Bilindiği üzere, kullanım kadastrosu kesinleşerek tapuya tescil edilen taşınmazın/ taşınmazların Hazinenin mülkiyetinden çıkıp 3. şahıs/şahıslar adına tescil edilmelerine esas olan Hazinenin satış işlemi 6292 sayılı Kanuna dayanan idari işlem niteliğinde olup, bu satış işlemi ortadan kaldırılmadıkça, başka bir ifade ile idari işlem niteliğindeki Hazinenin satışı idarece geri alınmadıkça ya da idari yargıda iptal edilmedikçe 3. kişi adına oluşan tapu kaydının yolsuz tescil olarak nitelendirilmesi hukuken mümkün değildir. Dolayısıyla, kullanım kadastrosu kesinleşerek tapuya tescil edilen taşınmazın/taşınmazların Hazinenin mülkiyetinden çıkıp, 3. şahıs/şahıslar adına tescilinden sonra tapu iptali ve tescil isteğine yönelik davanın dinlenme olanağı bulunmamaktadır.
Somut olaya gelince; davacı, eldeki davayı 23.02.2015 tarihinde açmış olup dava konusu 222 ada 75 parselin 1/3 hissesi 6292 sayılı Kanun uyarınca 06.05.2014 tarihinde davalı …’a satılarak tapuda adına tescil edilmiştir. Davalı … yönünden bu dava kendisine yapılan satış işleminden sonra açılmış olup, dava açıldığı tarihte ve karar tarihinde 2/3 hisse davalı … adına kayıtlı olduğu halde, davalı … yönünden hiç gerekçe gösterilmeden ret hükmü kurulmuştur.
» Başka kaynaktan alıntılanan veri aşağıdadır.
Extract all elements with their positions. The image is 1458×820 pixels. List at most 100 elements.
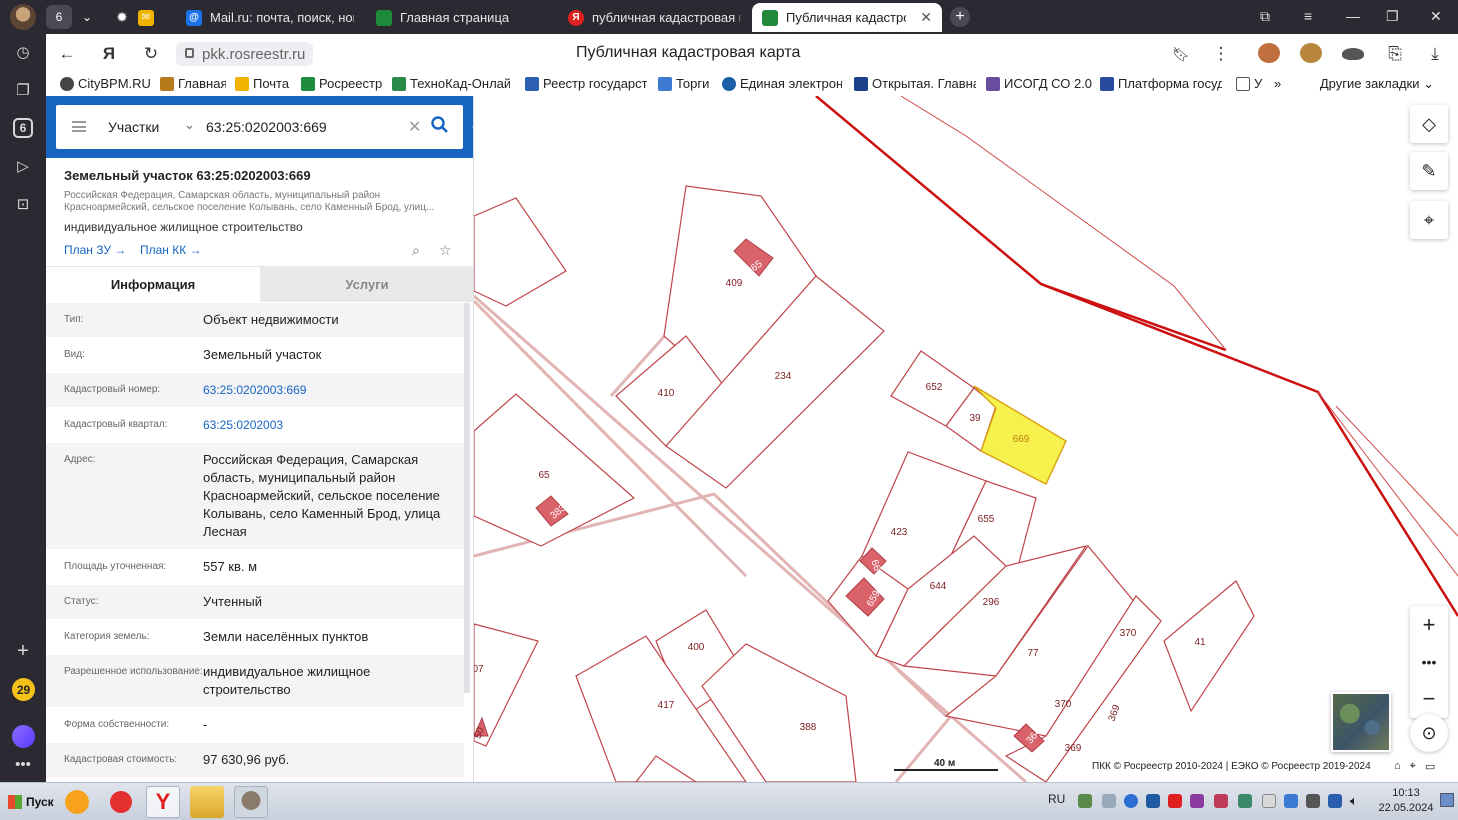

Dava konusu taşınmazın davalı … adına kayıtlı bulunan 2/3 hissenin bir kısmı dava açıldıktan ve karar verildikten sonra fakat Yargıtay incelemesinden önce 6292 sayılı Kanun uyarınca 22.12.2017 tarihinde …’e, kalan kısmı ise 03.09.2019 tarihinde …’a satıldığına ve dosya kapsamından da idari işlem niteliğindeki bu satış işlemlerinin idarece geri alındığı ya da idari yargıda iptal edildiği anlaşılamadığına göre eldeki davanın dinlenme olanağı bulunmamaktadır.
Hal böyle olunca; Mahkemece, açıklanan gerekçeyle davanın reddine karar verilmesi gerekirken, yazılı gerekçe ile davanın reddedilmiş olması isabetsiz ise de, ret kararı sonucu itibariyle doğru olduğundan, hükmün gerekçesinin düzeltilmesi suretiyle onanması cihetine gidilmiştir.
SONUÇ: Yukarıda (2) nolu bentte açıklanan nedenlerle, hükmün 6100 sayılı HMK’nin Geçici 3. maddesi yollamasıyla 1086 sayılı HUMK’un 438/son fıkrası gereğince gerekçesinin değiştirilmiş ve düzeltilmiş bu şekli ile ONANMASINA; davacı …’ ın sair temyiz itirazlarının (1) nolu bentte açıklanan nedenlerle REDDİNE; taraflarca HUMK’un 440/I maddesi gereğince Yargıtay ilamının tebliğinden itibaren 15 gün içinde karar düzeltme isteğinde bulunulabileceğine, 27.06.2022 tarihinde oybirliğiyle karar verildi.